Here's the whole article if anyone is interested
This site is a Health Professionals' Continuing Education site.
Quick quote - sorry but it is quite 'scientific' in language - but extremely interesting nonetheless.
"As paternal age at childbirth increased, their children displayed a reduction in BMI and truncal fat. As BMI in childhood is predictive of adult BMI, our findings suggest that the slimmer children of older fathers may have a lower risk of obesity in adulthood. Increased truncal fat is a component of the metabolic syndrome, so that the children born to fathers aged over 30 years may be at a lower risk of metabolic disease and obesity. Importantly, the observed improvement in insulin sensitivity seen among girls born of older fathers would support this hypothesis, as a reduction in insulin sensitivity is predictive of the metabolic syndrome in adulthood. Nonetheless, there are conflicting reports regarding the effects of paternal age at childbirth on offspring obesity. In contrast to our study, a recent large investigation found an increased risk of obesity in young adult offspring in association with increasing paternal age. However, this was only observed when groups at the extreme of the paternal age spectrum were compared (<20 vs >50 years). Furthermore, unlike our study, they only examined males and parental BMI was not accounted for in their analyses to correct for genetically determined obesity.

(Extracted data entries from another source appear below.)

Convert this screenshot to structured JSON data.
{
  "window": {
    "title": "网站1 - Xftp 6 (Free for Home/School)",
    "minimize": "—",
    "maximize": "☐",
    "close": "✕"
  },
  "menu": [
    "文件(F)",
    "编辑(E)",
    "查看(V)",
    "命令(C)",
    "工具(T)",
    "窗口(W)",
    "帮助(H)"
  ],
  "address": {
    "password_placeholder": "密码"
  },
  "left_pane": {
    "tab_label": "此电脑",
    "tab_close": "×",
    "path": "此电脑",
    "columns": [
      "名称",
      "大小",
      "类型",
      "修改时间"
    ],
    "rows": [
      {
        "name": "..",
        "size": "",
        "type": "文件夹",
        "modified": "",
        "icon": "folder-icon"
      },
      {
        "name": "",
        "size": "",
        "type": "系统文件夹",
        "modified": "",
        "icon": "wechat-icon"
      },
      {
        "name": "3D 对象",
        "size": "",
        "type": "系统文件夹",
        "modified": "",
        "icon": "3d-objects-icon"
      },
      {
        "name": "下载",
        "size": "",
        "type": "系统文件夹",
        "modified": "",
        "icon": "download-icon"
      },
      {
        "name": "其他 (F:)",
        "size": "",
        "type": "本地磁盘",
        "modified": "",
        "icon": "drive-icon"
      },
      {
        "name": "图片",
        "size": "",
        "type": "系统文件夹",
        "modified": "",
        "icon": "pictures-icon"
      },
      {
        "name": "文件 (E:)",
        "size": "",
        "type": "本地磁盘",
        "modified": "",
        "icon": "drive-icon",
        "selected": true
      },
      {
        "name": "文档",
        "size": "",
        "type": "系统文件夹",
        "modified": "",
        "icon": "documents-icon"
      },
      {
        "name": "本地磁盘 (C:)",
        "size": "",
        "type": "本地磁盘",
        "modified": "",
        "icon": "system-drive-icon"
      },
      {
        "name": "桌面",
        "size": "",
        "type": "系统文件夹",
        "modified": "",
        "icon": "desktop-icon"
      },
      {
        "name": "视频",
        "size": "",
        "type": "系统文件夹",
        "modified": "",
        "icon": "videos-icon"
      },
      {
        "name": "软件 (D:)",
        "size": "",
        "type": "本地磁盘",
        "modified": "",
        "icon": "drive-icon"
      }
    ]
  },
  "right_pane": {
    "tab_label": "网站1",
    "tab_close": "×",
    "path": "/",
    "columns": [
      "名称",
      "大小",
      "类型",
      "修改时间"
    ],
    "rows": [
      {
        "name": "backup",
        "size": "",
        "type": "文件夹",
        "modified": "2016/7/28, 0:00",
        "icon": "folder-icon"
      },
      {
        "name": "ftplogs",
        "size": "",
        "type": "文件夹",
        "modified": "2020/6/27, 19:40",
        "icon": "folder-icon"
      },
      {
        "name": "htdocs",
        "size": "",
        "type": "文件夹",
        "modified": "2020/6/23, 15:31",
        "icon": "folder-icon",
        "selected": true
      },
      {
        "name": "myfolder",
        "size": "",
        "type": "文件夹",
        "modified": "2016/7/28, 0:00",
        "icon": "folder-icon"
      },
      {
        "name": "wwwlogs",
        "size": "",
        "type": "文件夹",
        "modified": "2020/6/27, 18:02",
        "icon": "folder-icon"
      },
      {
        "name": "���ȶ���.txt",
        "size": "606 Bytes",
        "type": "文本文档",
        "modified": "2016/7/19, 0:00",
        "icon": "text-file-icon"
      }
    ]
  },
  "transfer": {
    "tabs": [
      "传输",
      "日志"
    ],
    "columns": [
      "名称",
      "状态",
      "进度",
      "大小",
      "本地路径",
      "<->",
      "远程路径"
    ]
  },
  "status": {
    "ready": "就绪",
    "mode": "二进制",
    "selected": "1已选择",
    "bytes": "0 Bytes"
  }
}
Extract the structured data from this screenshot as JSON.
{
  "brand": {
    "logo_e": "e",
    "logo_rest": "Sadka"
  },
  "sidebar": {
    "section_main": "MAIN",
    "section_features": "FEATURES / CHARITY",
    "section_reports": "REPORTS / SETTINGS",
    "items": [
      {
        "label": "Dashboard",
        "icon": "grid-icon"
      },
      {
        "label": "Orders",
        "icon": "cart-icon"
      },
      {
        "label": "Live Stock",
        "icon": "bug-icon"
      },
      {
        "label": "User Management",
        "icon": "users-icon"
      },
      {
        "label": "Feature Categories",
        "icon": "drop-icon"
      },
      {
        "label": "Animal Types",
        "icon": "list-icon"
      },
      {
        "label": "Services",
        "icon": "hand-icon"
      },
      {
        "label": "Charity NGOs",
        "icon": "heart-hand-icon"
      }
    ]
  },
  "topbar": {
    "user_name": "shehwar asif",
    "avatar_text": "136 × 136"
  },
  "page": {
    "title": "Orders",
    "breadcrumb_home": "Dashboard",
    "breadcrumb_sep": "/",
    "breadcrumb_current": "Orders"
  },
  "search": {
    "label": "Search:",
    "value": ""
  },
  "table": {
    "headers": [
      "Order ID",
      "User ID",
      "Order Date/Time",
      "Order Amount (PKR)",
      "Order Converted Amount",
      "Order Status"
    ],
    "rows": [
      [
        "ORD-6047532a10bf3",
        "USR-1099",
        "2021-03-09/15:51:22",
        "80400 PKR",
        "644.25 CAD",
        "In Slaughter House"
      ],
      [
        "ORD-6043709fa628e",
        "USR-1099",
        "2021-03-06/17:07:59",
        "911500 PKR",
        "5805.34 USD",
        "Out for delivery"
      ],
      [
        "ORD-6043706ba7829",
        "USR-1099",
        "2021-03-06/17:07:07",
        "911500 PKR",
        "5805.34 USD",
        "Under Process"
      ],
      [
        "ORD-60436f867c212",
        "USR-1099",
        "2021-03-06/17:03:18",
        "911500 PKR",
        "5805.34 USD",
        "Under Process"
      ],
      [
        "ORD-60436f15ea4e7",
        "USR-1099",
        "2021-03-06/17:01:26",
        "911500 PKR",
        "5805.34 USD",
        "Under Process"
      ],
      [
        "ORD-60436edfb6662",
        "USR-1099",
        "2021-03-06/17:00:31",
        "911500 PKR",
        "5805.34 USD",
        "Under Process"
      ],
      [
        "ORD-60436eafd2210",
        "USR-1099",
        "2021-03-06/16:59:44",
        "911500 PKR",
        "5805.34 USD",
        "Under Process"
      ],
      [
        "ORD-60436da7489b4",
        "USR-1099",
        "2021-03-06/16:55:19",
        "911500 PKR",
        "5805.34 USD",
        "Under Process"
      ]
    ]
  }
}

However, increasing paternal age at childbirth was also associated with less favourable lipid profiles in their children. Specifically, children of fathers over 30 years of age had higher total cholesterol to HDL-C ratios compared with the children of younger fathers. Childhood lipid profiles worsened as paternal age at childbirth increased further, so that the children of fathers aged over 35 years had higher total cholesterol (due to higher LDL-C concentrations) than children of fathers aged ≤35 years. Childhood lipid profiles track or accentuate into adulthood. It is therefore possible that the less favourable lipid profiles in these children may deteriorate further later in life, placing them at a greater risk of cardiovascular disease in adulthood."